DUBAI (Bottom of the Fourth) - It was only a year and a half ago that the Burj Khalifa in Dubai officially opened and became the tallest structure in the world at 828 metres. But its reign was short-lived, as Dubai has already bettered itself.
On Wednesday morning, the ribbon was cut on the new Dubai Stadium of Base Balls, a massive project years in the making. The stadium is enormous: it will seat over 150,000 fans, roughly triple what most MLB stadiums can handle, and significantly more than even NFL stadiums. But what stood out at the ribbon cutting were the foul poles, which stand many times the height of the stadium itself.

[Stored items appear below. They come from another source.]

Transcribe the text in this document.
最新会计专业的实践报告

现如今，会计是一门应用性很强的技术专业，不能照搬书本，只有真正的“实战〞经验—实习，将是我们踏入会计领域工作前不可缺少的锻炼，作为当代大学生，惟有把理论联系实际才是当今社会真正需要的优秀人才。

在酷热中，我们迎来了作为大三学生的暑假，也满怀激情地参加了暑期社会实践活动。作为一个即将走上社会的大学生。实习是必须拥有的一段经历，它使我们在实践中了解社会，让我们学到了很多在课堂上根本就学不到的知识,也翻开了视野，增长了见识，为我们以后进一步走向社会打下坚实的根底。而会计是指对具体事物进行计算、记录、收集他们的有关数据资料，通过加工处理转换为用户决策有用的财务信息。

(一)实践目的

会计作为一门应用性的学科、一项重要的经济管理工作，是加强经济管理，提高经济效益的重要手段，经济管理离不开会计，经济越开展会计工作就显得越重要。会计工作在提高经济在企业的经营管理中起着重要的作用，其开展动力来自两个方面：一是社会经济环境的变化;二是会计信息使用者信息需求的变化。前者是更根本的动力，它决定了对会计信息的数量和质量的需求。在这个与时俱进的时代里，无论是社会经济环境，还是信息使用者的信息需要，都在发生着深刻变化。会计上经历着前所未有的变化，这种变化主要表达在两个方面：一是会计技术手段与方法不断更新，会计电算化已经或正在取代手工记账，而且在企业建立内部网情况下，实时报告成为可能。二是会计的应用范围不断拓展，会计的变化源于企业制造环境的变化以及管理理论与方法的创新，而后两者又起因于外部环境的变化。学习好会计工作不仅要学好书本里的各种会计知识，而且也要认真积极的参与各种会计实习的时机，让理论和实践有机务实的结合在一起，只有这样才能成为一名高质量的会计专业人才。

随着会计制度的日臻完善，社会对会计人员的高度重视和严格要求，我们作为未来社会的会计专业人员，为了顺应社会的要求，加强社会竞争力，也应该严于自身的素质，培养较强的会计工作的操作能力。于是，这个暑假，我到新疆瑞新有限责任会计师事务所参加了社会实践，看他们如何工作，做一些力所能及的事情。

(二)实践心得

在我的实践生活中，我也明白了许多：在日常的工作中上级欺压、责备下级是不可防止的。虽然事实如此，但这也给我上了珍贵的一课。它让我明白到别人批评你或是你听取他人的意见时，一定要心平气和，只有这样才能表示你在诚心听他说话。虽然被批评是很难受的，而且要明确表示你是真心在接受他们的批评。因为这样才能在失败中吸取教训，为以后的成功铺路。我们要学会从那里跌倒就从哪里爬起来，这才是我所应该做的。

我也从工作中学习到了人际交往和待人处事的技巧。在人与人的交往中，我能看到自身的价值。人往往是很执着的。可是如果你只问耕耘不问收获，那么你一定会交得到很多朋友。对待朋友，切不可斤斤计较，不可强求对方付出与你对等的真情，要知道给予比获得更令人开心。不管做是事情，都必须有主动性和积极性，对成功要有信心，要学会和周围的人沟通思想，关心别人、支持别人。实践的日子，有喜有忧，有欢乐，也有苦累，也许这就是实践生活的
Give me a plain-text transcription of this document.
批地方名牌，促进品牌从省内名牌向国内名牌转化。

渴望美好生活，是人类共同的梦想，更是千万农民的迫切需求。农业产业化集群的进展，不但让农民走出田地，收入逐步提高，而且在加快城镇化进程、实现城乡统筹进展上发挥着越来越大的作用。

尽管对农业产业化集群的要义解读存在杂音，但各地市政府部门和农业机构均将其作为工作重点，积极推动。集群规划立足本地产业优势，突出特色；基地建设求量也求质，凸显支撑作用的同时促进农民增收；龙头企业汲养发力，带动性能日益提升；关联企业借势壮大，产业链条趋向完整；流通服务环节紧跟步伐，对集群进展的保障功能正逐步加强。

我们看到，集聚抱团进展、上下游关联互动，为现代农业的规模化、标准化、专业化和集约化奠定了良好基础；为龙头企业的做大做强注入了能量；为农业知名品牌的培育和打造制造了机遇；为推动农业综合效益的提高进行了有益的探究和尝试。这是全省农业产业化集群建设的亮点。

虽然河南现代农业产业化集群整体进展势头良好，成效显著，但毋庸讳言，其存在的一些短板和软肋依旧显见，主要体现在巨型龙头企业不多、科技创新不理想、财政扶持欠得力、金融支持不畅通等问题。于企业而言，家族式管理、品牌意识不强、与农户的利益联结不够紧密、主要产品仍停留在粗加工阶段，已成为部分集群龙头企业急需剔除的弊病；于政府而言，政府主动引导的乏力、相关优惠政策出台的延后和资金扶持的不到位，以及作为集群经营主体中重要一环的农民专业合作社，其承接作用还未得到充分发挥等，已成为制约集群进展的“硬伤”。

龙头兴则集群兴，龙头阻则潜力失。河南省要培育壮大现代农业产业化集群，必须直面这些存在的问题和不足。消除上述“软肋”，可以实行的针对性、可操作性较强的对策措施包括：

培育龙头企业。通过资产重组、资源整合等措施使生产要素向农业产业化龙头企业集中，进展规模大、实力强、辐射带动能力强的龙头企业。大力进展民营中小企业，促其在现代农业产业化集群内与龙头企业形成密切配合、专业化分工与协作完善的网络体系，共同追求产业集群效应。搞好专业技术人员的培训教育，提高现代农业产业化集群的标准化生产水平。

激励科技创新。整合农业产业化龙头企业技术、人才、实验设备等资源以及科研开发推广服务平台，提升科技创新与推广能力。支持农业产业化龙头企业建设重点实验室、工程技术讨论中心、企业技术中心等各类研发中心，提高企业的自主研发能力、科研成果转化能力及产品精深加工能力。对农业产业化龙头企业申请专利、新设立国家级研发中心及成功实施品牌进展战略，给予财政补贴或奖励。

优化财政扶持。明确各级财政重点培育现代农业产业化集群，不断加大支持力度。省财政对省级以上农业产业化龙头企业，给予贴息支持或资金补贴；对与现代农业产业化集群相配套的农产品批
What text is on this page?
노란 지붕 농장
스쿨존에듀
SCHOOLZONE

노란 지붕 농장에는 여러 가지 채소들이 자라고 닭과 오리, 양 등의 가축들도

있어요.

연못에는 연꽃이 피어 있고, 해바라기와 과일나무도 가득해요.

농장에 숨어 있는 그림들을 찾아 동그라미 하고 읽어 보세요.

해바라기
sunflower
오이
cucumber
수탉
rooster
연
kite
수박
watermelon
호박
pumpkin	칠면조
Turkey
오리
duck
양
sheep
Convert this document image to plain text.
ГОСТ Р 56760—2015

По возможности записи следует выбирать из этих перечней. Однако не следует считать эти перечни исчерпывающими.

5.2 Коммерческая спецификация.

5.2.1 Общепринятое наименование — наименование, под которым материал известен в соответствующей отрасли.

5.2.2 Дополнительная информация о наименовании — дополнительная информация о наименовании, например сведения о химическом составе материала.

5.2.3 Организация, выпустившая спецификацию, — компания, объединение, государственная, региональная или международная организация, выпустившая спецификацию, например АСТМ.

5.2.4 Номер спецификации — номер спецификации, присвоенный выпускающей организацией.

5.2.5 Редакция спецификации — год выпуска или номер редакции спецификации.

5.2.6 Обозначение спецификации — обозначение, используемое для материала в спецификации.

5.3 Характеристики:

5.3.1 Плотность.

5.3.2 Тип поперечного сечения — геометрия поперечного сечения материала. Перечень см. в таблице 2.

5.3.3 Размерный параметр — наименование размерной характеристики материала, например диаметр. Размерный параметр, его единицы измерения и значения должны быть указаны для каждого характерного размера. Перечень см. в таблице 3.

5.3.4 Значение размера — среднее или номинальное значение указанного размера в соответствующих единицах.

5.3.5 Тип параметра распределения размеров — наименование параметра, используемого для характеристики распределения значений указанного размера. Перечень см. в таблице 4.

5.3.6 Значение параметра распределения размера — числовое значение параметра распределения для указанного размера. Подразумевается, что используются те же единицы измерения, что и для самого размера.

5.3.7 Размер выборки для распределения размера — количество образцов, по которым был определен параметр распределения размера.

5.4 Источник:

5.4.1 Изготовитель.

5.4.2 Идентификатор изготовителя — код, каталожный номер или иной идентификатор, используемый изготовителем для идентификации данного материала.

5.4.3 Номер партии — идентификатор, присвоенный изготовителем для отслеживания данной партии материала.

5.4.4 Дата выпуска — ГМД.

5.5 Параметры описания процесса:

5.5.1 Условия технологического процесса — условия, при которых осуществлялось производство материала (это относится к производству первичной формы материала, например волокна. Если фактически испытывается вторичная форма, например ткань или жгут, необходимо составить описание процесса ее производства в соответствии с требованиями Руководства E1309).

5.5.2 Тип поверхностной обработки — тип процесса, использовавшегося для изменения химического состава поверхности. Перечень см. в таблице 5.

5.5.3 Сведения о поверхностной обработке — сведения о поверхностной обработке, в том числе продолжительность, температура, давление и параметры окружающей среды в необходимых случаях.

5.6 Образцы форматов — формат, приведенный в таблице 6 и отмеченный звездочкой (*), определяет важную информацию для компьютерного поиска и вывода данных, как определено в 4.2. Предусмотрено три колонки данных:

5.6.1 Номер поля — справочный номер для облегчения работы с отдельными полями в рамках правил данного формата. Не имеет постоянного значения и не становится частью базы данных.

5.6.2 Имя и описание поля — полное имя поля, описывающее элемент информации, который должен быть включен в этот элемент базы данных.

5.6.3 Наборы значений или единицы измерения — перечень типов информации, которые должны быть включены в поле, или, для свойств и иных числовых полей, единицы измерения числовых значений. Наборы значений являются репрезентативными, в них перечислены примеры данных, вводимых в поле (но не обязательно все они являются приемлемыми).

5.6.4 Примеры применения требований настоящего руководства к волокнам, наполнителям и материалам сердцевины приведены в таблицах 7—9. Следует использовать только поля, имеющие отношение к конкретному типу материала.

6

The poles are 905 metres tall, with the left-field pole about 8 mm taller (a grievous error that resulted in the imprisonment of several labourers), according to stadium architect Farank al-Lloyd Wright. But while this may seem to be an act of pure indulgence, Wright says there is practicality behind the poles' extreme height. "The height of the poles is a safeguard in case José Bautista ever plays in our stadium," said Wright, "how will we be able to judge his home runs if he keeps hitting them over the foul poles?"
(Bautista famously hit the first ball to ever leave the Rogers Centre, the Toronto stadium that is, coincidentally, right next to the former tallest building in the world, the CN Tower. It is believed that Bautista's foul ball actually entered the CN Tower through the glass floor on the observation deck.)
In addition to breaking records for height and seating capacity, the Dubai Stadium of Base Balls has many other record-breaking directives in the pipeline. Namely, it plans to host the world's longest baseball games at 50 innings (though it hasn't specified which teams will play, since Dubai has no baseball teams), record the world's fastest pitch with their custom-built pitching robot, and serve the world's longest stadium hot dogs (2 feet).